Review Summary: A good album and an improvement on 2005's 'Garden Ruin', but not as good as it could have been, sounding a bit like it's stuck between Calexico's early cinematic and atmospheric rock and newer poppier sound
When deciding on a band name, Calexico really made an excellent choice. Named after a Californian town on the Mexico/America border, itself a mixture of the words ‘California’ and ‘Mexico’, ‘Calexico’ symbolised the blending of Mexican and American cultures and music. This was a formula that the band perfected with their unique fusion of traditional American folk and Mexican mariachi music, using both to create magnificent soundscapes that brought to mind images of driving through the desert.
2006’s ‘Garden Ruin’ saw Calexico, possibly influenced by their work with Iron & Wine, leaving their previous over-the-top and rich cinematic style and much of the Mexican influences, and replacing them with a more lo-fi, poppy and subdued, and unfortunately as a result, much less interesting, indie-folk style. This change was very unpopular with much of their fan base, so ‘Carried to Dust’, as the name implies, attempts to recapture the striking Spaghetti Western atmosphere that made Calexico so good in the first place.

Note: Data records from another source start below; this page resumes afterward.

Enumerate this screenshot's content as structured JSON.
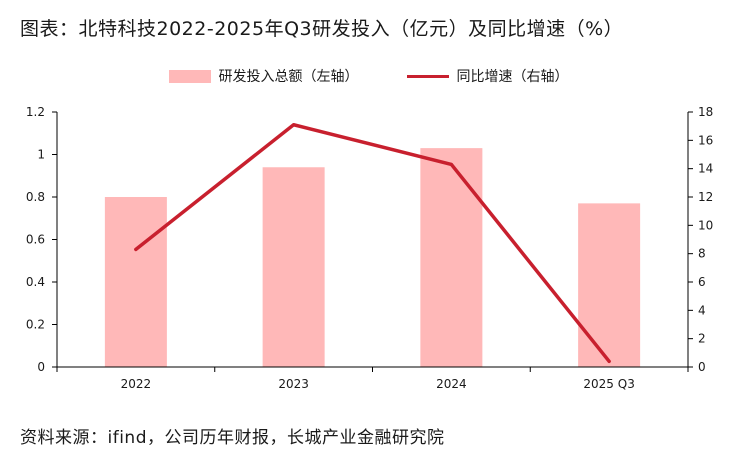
{
  "title": "图表：北特科技2022-2025年Q3研发投入（亿元）及同比增速（%）",
  "source": "资料来源：ifind，公司历年财报，长城产业金融研究院",
  "colors": {
    "bar": "#ffb8b8",
    "line": "#c8202e",
    "axis": "#000000"
  },
  "chart_data": {
    "type": "bar",
    "categories": [
      "2022",
      "2023",
      "2024",
      "2025 Q3"
    ],
    "series": [
      {
        "name": "研发投入总额（左轴）",
        "type": "bar",
        "axis": "left",
        "values": [
          0.8,
          0.94,
          1.03,
          0.77
        ]
      },
      {
        "name": "同比增速（右轴）",
        "type": "line",
        "axis": "right",
        "values": [
          8.3,
          17.1,
          14.3,
          0.4
        ]
      }
    ],
    "y_left": {
      "ylim": [
        0,
        1.2
      ],
      "ticks": [
        "0",
        "0.2",
        "0.4",
        "0.6",
        "0.8",
        "1",
        "1.2"
      ]
    },
    "y_right": {
      "ylim": [
        0,
        18
      ],
      "ticks": [
        "0",
        "2",
        "4",
        "6",
        "8",
        "10",
        "12",
        "14",
        "16",
        "18"
      ]
    },
    "grid": false,
    "legend_position": "top-center"
  }
}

The problem is that Calexico seem reluctant to leave their new minimalistic style, and don’t quite succeed in capturing the atmosphere of their earlier albums like ‘Feast of Wire’ with it. ‘Feast of Wire’ used violins, trumpets, accordions and all sorts of instruments over sparse drumming and epic vast sweeping pedal steel guitar soundscapes to create the desert atmosphere, and mixed together influences from jazz to country music, but the simplified structure here doesn’t quite give the atmosphere enough room to grow. 1991’s ‘The Black Light’ was also quite minimalistic compared to ’Feast of Wire’ but the dark and bleak mood that was present in it is missing here completely.
The Mariachi element does make a slight return, but now feels forced and maybe even a bit gimmicky. The horns are downplayed, hidden away to small sections of a few songs, and the album opener ‘Victor Jara's Hands’ and ‘Inspiracion’ contain some brief singing in Spanish, to add to Joey Burn’s whispery vocals.

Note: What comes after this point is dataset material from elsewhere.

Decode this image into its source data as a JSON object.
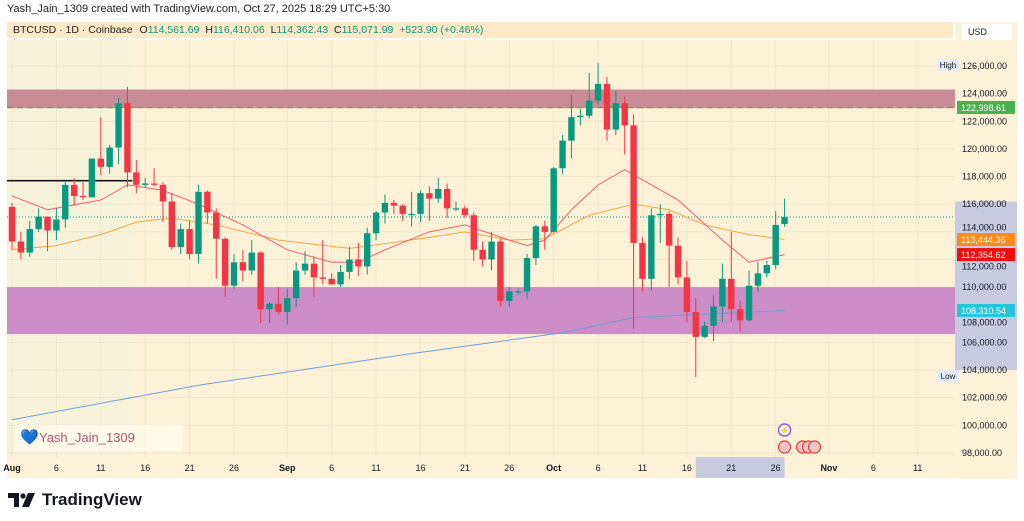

As a result, this album feels stuck in the middle of the two styles - not atmospheric enough for their old style and just about poppy enough for the new one to be really successful. Saying that, there are some gems on here. The album starts fantastically. ‘Victor Jara’s Hands’ for example, is a folk song of absolute beauty, and ‘Two Silver Trees’ is a pretty ballad with a great melody, though admittedly not a lot more.

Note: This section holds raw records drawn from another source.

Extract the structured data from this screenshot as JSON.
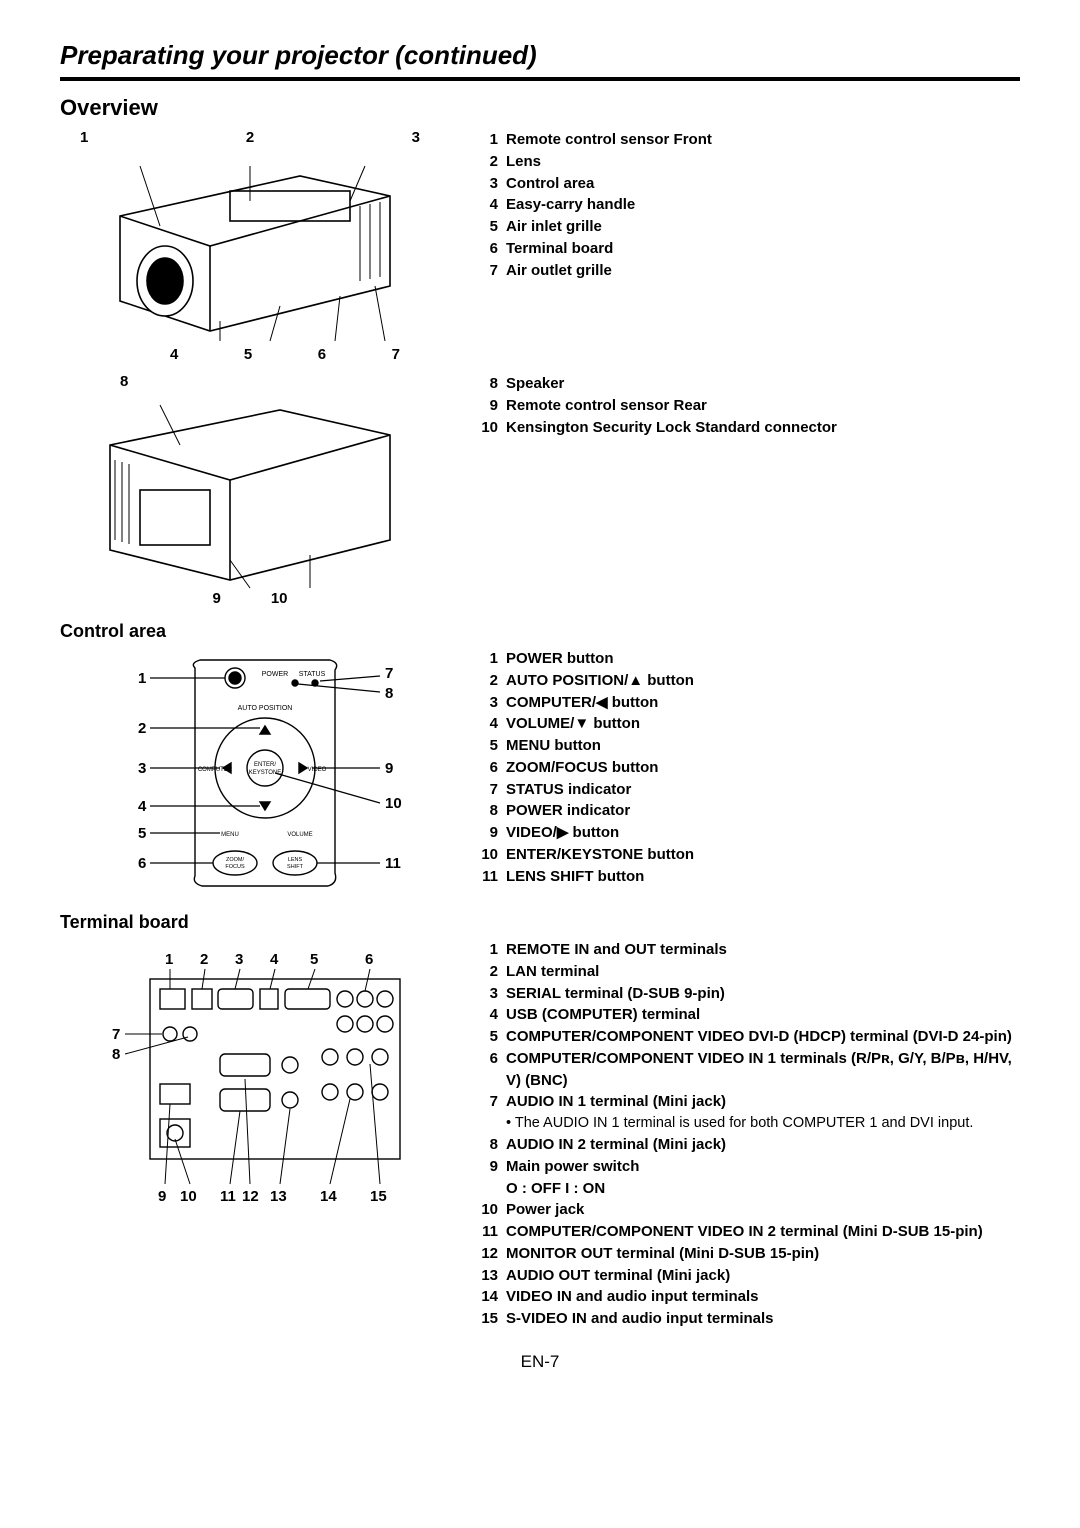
{
  "page": {
    "title": "Preparating your projector (continued)",
    "footer": "EN-7"
  },
  "overview": {
    "heading": "Overview",
    "fig1": {
      "top_labels": [
        "1",
        "2",
        "3"
      ],
      "bottom_labels": [
        "4",
        "5",
        "6",
        "7"
      ],
      "stroke": "#000000",
      "fill": "#ffffff",
      "line_width": 1.5
    },
    "fig2": {
      "top_labels": [
        "8"
      ],
      "bottom_labels": [
        "9",
        "10"
      ],
      "stroke": "#000000",
      "fill": "#ffffff",
      "line_width": 1.5
    },
    "list1": [
      {
        "n": "1",
        "t": "Remote control sensor Front"
      },
      {
        "n": "2",
        "t": "Lens"
      },
      {
        "n": "3",
        "t": "Control area"
      },
      {
        "n": "4",
        "t": "Easy-carry handle"
      },
      {
        "n": "5",
        "t": "Air inlet grille"
      },
      {
        "n": "6",
        "t": "Terminal board"
      },
      {
        "n": "7",
        "t": "Air outlet grille"
      }
    ],
    "list2": [
      {
        "n": "8",
        "t": "Speaker"
      },
      {
        "n": "9",
        "t": "Remote control sensor Rear"
      },
      {
        "n": "10",
        "t": "Kensington Security Lock Standard connector"
      }
    ]
  },
  "control_area": {
    "heading": "Control area",
    "fig": {
      "left_labels": [
        "1",
        "2",
        "3",
        "4",
        "5",
        "6"
      ],
      "right_labels": [
        "7",
        "8",
        "9",
        "10",
        "11"
      ],
      "text_labels": {
        "power": "POWER",
        "status": "STATUS",
        "auto_position": "AUTO POSITION",
        "computer": "COMPUTER",
        "enter": "ENTER/",
        "keystone": "KEYSTONE",
        "video": "VIDEO",
        "menu": "MENU",
        "volume": "VOLUME",
        "zoom": "ZOOM/",
        "focus": "FOCUS",
        "lens": "LENS",
        "shift": "SHIFT"
      },
      "stroke": "#000000",
      "line_width": 1.4
    },
    "list": [
      {
        "n": "1",
        "t": "POWER button"
      },
      {
        "n": "2",
        "t": "AUTO POSITION/▲ button"
      },
      {
        "n": "3",
        "t": "COMPUTER/◀ button"
      },
      {
        "n": "4",
        "t": "VOLUME/▼ button"
      },
      {
        "n": "5",
        "t": "MENU button"
      },
      {
        "n": "6",
        "t": "ZOOM/FOCUS button"
      },
      {
        "n": "7",
        "t": "STATUS indicator"
      },
      {
        "n": "8",
        "t": "POWER indicator"
      },
      {
        "n": "9",
        "t": "VIDEO/▶ button"
      },
      {
        "n": "10",
        "t": "ENTER/KEYSTONE button"
      },
      {
        "n": "11",
        "t": "LENS SHIFT button"
      }
    ]
  },
  "terminal_board": {
    "heading": "Terminal board",
    "fig": {
      "top_labels": [
        "1",
        "2",
        "3",
        "4",
        "5",
        "6"
      ],
      "left_labels": [
        "7",
        "8"
      ],
      "bottom_labels": [
        "9",
        "10",
        "11",
        "12",
        "13",
        "14",
        "15"
      ],
      "stroke": "#000000",
      "line_width": 1.4
    },
    "list": [
      {
        "n": "1",
        "t": "REMOTE IN and OUT terminals"
      },
      {
        "n": "2",
        "t": "LAN terminal"
      },
      {
        "n": "3",
        "t": "SERIAL terminal (D-SUB 9-pin)"
      },
      {
        "n": "4",
        "t": "USB (COMPUTER) terminal"
      },
      {
        "n": "5",
        "t": "COMPUTER/COMPONENT VIDEO DVI-D (HDCP) terminal (DVI-D 24-pin)"
      },
      {
        "n": "6",
        "t": "COMPUTER/COMPONENT VIDEO IN 1 terminals (R/Pʀ, G/Y, B/Pʙ, H/HV, V) (BNC)"
      },
      {
        "n": "7",
        "t": "AUDIO IN 1 terminal (Mini jack)",
        "sub": "The AUDIO IN 1 terminal is used for both COMPUTER 1 and DVI input."
      },
      {
        "n": "8",
        "t": "AUDIO IN 2 terminal (Mini jack)"
      },
      {
        "n": "9",
        "t": "Main power switch",
        "extra": "O : OFF      I : ON"
      },
      {
        "n": "10",
        "t": "Power jack"
      },
      {
        "n": "11",
        "t": "COMPUTER/COMPONENT VIDEO IN 2 terminal (Mini D-SUB 15-pin)"
      },
      {
        "n": "12",
        "t": "MONITOR OUT terminal (Mini D-SUB 15-pin)"
      },
      {
        "n": "13",
        "t": "AUDIO OUT terminal (Mini jack)"
      },
      {
        "n": "14",
        "t": "VIDEO IN and audio input terminals"
      },
      {
        "n": "15",
        "t": "S-VIDEO IN and audio input terminals"
      }
    ]
  }
}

Unfortunately there are a lot of songs that just don’t work. The filler tracks appear around the middle of the album, so it becomes easy to have lost interest in the album by the end. At times it can be slightly surprising like the lively ‘Man Made Lake’ complete with distorted guitar, a country song, ‘Slowness’ and the guest vocals in ‘Inspication’ (Iron & Wine, Pieta Brown and Tortoise bassist Doug McCombs all make appearances) but it’s not enough to keep the album consistently interesting. There is a lack of the experimentation found in previous Calexico releases and except for a saxophone on part of one of the best tracks, ‘Bend In the Road’, no jazz songs that the band once excelled in.
‘Carried to Dust’ contains just enough change to prevent it from sounding the same as a million other indie-folk bands of the sort that Calexico used to tower over, albeit a bit better than most. It’s a step in the right direction for Calexico after ‘Garden Ruin’, but not far enough.